Para alguns juristas, a simplificação a partir da decisão do ministro do STF favorece a corrupção. “De modo geral, todas as vezes que se flexibiliza uma norma, você dá margem para que se faça mau uso dessa norma”, diz o jurista Luiz Flávio Gomes. “Se a lei (de Licitações, 8.666/93) foi escrita de maneira rigorosa é porque se entendeu que a situação precisava ser vista com cuidado. O problema é que depois vêm as restrições, flexibilizações que favorecem interesses e a lei vai perdendo eficácia”, analisa.
Para Gomes, “em tese”, a interpretação que possibilitou simplificar as licitações da Petrobras pode favorecer a corrupção, já que ela enfraquece o rigor necessário de normas e exigências anteriores. “Favorece porque as regras gerais são muito mais rígidas. Mas isso foi feito para atender interesses de alguns grupos.

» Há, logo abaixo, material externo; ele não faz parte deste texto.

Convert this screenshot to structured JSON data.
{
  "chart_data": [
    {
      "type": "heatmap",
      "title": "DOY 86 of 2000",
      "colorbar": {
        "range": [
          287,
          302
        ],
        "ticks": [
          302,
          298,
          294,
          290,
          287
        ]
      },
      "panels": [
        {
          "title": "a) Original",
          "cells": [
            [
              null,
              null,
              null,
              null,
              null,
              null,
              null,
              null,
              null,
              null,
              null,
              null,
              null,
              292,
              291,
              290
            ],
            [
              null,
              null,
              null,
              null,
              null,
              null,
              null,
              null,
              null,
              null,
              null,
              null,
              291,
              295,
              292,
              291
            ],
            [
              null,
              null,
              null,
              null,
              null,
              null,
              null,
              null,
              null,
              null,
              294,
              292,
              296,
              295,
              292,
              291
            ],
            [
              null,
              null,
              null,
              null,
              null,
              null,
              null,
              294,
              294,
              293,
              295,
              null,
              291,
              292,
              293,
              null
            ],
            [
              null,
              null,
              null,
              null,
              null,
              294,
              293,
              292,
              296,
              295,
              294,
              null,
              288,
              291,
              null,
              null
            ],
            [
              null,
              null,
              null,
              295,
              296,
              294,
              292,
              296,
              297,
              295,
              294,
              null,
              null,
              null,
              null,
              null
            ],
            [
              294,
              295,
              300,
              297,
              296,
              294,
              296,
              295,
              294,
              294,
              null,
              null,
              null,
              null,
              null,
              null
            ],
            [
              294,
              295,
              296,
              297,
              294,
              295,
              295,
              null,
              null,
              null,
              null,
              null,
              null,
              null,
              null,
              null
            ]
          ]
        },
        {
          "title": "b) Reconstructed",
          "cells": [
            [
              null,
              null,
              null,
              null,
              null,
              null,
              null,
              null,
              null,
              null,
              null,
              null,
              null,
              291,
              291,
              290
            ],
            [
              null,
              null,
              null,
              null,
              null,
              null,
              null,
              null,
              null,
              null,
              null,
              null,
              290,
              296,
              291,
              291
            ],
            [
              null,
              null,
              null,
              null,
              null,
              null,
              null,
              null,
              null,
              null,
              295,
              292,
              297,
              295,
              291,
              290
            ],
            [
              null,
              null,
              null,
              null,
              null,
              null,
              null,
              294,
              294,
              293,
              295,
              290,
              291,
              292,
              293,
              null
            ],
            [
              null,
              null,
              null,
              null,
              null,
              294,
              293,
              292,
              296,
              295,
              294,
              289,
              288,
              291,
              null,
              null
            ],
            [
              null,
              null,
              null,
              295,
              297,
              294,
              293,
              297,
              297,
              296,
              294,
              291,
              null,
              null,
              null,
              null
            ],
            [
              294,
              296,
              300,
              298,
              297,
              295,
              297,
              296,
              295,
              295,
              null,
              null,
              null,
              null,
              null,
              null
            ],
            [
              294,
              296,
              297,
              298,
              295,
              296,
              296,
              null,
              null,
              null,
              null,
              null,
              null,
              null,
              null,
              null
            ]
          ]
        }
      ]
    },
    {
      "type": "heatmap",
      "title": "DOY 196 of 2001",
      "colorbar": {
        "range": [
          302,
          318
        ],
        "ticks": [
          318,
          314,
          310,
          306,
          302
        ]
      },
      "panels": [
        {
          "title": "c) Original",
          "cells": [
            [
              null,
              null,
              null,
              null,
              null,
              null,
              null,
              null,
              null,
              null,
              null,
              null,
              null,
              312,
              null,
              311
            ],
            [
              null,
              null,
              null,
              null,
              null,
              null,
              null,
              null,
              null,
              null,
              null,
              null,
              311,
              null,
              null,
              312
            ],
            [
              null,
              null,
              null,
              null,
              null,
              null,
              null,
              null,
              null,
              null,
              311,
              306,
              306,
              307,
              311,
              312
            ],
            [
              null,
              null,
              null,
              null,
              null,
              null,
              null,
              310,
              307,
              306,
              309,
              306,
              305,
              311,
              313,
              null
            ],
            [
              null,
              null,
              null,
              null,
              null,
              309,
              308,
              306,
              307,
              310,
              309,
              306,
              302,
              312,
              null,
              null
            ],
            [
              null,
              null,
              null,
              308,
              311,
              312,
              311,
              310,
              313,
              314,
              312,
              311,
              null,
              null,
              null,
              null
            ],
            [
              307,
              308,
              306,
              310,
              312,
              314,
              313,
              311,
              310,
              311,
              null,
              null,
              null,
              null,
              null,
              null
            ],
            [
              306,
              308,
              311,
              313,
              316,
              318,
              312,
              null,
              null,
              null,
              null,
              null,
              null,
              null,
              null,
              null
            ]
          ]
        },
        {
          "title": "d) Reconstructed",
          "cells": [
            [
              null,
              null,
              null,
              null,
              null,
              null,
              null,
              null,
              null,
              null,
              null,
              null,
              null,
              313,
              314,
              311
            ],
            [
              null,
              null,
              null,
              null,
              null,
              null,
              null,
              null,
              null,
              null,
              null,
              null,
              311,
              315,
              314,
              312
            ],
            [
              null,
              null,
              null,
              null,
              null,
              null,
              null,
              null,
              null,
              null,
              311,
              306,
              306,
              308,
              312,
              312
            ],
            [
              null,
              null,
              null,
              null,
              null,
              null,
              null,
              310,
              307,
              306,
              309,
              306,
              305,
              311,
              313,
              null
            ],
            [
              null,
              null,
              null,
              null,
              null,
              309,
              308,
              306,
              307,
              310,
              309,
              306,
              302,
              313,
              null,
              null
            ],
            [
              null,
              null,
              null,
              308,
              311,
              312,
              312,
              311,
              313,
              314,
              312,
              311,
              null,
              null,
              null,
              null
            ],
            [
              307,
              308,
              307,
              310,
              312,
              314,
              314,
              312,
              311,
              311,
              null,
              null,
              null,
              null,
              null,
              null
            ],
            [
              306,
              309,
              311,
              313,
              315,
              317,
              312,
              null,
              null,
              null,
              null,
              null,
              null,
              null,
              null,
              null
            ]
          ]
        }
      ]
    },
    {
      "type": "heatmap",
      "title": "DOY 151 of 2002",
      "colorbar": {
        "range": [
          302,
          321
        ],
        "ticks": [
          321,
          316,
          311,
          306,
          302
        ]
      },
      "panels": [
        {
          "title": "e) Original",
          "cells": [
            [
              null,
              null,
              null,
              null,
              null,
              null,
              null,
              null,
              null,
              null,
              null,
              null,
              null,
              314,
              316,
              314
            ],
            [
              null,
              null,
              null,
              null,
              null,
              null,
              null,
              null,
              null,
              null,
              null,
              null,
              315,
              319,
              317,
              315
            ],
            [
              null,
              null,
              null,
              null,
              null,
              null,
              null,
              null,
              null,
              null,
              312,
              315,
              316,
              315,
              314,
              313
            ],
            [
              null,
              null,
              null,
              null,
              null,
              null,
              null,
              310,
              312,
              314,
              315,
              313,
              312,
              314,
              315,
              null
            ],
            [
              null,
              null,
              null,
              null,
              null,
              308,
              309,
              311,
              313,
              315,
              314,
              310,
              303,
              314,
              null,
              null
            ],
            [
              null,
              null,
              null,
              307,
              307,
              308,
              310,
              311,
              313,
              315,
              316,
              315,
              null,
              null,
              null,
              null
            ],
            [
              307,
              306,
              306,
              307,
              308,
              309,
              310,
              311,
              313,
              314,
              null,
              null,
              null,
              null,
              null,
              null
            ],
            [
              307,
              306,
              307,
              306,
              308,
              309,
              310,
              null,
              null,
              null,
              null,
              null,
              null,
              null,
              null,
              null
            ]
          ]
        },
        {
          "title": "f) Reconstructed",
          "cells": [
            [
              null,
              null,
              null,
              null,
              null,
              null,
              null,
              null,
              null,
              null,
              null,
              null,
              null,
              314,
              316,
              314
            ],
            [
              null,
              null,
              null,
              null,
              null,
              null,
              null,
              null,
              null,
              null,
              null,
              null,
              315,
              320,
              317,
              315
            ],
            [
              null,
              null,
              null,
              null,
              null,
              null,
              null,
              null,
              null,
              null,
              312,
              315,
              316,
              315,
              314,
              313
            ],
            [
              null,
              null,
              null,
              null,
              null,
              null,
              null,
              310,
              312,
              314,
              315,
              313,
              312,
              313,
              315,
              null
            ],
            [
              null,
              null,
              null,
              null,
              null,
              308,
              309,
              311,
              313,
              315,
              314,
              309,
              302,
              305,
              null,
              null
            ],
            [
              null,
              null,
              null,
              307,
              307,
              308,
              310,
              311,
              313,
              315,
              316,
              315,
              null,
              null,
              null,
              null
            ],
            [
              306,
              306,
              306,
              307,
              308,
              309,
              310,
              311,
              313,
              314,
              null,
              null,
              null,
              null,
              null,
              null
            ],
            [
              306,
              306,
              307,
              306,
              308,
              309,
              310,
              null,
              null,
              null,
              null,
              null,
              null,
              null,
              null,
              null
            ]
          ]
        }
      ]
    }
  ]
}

Nenhuma norma se produz no Congresso que não tenha grupos econômicos interessados por detrás”, diz o jurista, sobre a Lei do Petróleo, aprovada no terceiro ano do primeiro mandato de FHC.
‘A mania de esquecer’ do STF
Segundo Gomes, no Supremo “virou mania dar uma liminar e esquecer o assunto”. “É o Judiciário como favorecendo ele também o atendimento de interesses econômicos de grupos, ou às vezes até sendo conivente; isto se passa no Supremo.” Em sua opinião, “de forma intencional ou não, o Judiciário acaba também participando dessas anomalias; nesse caso, anomalias licitatórias”.
De acordo com a tese do TCU derrubada por Gilmar Mendes, enquanto não for editada uma “lei especial” para estatais que competem no mercado, prevista no artigo 173 da Constituição, só pode ser aplicada a Lei 8.666, que rege as licitações. Esta tese não é compartilhada por outra linha jurídica, segundo a qual outra legislação ordinária (no caso, a Lei do Petróleo) pode mudar regras da Lei de Licitações.
Na opinião do advogado Floriano Peixoto de Azevedo Marques Neto, professor titular do Departamento de Direito Público e Constitucional da Faculdade de Direito da USP, a Lei do Petróleo não favorece a corrupção ao simplificar as licitações. “Isso seria um argumento bom se não existisse corrupção a partir das regras da 8.666”, diz. “Acho que é fugir do debate dizer que é o procedimento simplificado da Petrobras que deu asas a essa corrupção. Tanto é que, pelo que se tem de informação até agora, os diretores que sucederam esses que estão presos continuaram adotando procedimento simplificado e os depoimentos, até onde se noticiou, dizem que não receberam dinheiro”, avalia.
“Sou um pouco crítico porque os defensores da Lei 8.666 parecem defendê-la como se ela fosse uma lei no âmbito da qual não existe corrupção, o que não é verdade”, avalia Marques Neto.
Segundo a assessoria Gilmar Mendes no STF, só o próprio ministro poderia explicar por que o mérito do mandado de segurança 25.888, de 2006, até hoje não foi julgado.